Warmer and more extreme weather is hurting hops production in the US, reports ClimateWatch Magazine. 

And droughts could mean less tasty drinks. Some brewers fear that a shortage of river water may force them to brew with groundwater — a change that the head brewer at Lagunitas said "would be like brewing with Alka-Seltzer," according to NPR. 

(Photo via Getty Images)

Oysters

Right now, climate change is actually helping oysters, as they grow faster in warmer waters. However, warmer waters also make oysters more susceptible to oyster drills, reports Seeker, citing a recent study in Functional Ecology

Drills are snails that attack and eat oysters. They're already a multi-million dollar problem for the oyster industry that could get worse thanks to warming water temperatures.

(Photo via Getty Images)

Maple syrup

Climate change is already shifting maple syrup tapping season and impacting the quality of syrup, according to Climate Central. Southern producers fear that eventually, areas like Virginia won't get cold enough for maple syrup production, even during the chilliest time of the year. 

(Photo via Getty Images)

Chocolate

Indonesia and Ghana, which have historically had ideal climates for growing cocoa beans, are already seeing decreased yields of cocoa. Chocolate companies, like Mars, have hired meteorologists to study the impact of changing weather patterns and attempt to reduce damage. 
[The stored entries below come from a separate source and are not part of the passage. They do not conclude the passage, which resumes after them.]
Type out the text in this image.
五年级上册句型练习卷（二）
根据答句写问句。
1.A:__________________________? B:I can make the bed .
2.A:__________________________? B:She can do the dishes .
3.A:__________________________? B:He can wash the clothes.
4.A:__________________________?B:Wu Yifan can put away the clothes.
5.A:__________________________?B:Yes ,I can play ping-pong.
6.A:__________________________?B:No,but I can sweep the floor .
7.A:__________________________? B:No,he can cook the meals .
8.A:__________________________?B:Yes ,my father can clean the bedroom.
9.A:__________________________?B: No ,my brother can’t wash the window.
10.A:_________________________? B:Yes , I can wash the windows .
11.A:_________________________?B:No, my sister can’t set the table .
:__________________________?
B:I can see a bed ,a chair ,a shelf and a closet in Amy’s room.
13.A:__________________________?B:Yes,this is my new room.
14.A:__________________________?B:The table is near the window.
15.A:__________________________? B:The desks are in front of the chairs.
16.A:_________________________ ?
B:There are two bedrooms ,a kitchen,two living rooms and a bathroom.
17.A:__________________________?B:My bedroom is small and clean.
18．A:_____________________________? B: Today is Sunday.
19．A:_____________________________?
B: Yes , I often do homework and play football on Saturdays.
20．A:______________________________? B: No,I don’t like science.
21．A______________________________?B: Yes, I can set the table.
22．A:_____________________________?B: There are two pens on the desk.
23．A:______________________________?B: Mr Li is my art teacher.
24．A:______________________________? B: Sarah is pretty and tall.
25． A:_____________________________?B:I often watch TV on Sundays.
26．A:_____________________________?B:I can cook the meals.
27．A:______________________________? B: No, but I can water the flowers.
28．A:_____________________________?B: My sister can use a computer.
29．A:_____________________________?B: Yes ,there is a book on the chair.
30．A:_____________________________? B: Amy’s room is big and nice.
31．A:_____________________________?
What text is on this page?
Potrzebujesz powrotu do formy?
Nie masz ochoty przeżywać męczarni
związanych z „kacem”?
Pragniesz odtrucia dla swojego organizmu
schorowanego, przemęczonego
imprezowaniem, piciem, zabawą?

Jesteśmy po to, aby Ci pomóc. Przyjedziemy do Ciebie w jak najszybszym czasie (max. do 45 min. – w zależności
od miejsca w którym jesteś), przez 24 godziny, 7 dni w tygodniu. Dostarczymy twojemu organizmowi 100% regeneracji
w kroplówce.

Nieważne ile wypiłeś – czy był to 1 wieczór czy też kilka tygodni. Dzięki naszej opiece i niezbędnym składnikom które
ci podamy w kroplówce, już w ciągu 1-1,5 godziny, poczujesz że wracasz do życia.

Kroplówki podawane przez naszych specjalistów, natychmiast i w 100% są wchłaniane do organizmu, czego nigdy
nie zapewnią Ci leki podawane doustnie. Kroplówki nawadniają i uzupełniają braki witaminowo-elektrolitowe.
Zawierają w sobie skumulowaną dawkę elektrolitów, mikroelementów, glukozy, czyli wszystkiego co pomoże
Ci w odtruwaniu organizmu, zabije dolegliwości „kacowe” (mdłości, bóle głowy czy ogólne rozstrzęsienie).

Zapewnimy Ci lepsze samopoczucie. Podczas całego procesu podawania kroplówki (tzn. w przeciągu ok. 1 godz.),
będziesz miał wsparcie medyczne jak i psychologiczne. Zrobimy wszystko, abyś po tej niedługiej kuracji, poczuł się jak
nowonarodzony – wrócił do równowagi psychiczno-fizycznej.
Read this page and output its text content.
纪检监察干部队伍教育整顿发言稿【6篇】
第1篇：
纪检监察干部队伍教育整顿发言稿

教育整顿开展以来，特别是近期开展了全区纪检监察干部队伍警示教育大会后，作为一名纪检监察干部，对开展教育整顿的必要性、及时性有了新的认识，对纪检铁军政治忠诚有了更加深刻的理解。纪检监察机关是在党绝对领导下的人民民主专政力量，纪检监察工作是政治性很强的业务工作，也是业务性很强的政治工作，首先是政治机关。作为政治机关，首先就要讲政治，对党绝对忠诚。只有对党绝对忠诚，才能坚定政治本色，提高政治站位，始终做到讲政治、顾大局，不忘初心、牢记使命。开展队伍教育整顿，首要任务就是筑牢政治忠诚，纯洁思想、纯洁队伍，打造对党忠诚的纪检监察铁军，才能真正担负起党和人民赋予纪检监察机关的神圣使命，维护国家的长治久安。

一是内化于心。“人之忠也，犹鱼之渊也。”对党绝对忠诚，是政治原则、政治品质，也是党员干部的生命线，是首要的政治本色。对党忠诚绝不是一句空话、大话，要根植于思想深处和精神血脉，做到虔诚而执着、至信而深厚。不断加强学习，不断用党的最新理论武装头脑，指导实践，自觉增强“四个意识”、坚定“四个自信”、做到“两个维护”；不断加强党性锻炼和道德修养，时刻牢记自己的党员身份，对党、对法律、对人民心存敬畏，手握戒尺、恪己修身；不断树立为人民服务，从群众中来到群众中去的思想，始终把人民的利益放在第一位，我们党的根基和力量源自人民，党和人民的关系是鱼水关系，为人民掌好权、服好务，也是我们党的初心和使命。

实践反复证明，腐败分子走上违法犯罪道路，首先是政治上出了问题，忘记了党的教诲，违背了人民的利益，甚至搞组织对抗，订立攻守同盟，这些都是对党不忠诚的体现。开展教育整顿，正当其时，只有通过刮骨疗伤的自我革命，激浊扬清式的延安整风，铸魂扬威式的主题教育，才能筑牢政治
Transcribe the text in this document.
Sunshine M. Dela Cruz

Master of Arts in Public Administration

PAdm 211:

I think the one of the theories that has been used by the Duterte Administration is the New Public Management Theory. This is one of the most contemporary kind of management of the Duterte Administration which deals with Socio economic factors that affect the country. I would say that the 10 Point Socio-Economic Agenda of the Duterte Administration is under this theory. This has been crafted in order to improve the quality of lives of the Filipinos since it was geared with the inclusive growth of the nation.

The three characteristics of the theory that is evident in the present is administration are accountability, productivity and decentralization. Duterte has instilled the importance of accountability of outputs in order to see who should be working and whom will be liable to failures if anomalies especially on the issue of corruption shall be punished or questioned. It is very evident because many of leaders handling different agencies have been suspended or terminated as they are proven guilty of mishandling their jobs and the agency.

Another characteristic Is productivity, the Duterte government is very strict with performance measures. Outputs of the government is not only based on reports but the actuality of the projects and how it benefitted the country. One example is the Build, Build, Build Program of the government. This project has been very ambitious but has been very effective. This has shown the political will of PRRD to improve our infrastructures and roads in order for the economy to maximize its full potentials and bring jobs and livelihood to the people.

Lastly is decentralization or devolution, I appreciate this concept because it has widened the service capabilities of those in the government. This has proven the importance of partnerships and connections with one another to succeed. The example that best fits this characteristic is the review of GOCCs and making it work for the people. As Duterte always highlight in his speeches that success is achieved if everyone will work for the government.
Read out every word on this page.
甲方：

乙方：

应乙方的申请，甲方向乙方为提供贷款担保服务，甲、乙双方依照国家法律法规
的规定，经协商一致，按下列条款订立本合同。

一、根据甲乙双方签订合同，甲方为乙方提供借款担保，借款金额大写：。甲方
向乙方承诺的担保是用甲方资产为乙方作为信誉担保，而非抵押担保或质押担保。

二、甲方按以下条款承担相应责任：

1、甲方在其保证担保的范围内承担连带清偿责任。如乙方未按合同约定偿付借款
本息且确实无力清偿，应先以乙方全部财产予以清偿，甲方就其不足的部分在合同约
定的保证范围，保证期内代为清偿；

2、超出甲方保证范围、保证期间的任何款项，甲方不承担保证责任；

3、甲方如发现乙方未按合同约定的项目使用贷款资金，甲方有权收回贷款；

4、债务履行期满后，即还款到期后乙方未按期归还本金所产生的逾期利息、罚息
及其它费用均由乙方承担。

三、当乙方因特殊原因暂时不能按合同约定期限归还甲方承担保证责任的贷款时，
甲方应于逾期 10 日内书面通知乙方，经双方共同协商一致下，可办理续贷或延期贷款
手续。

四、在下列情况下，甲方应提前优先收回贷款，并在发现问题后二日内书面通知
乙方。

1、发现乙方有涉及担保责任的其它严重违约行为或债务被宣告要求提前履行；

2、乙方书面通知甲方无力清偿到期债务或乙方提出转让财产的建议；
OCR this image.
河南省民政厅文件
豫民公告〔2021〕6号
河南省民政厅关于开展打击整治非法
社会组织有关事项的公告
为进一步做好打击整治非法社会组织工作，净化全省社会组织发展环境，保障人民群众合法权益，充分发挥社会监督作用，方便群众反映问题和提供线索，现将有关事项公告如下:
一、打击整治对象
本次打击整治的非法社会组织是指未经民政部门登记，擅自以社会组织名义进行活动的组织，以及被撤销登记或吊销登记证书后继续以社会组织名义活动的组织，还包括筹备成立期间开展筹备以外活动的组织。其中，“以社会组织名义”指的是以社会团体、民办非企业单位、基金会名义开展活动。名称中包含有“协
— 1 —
"If climate conditions in these growing areas begin to change over time, it may influence both the supply and quality available of an ingredient that we use in our products," Katie Johnson, a senior manager on the commercial applied research team, told Business Insider in September. "Anticipating what the climate will be like 10, 20, or even 100 years from now is difficult, though the better we can understand what the different climate scenarios and risks to our supply chain are, the more prepared we can be in the future."

(Photo by Charlotte Lake / Alamy)

Lobsters

If ocean waters increase more than five degrees, baby lobsters may not be able to survive, according to research by the University of Maine Darling Marine Center and Bigelow Laboratory for Ocean Sciences, the Guardian reported. 

The United Nations’ Intergovernmental Panel on Climate Change has said that the Gulf of Maine will reach that temperature by 2100. In other words, Maine's lobsters could go from a more than $330 million business to extinct in 84 years. 

(Photo via Getty Images)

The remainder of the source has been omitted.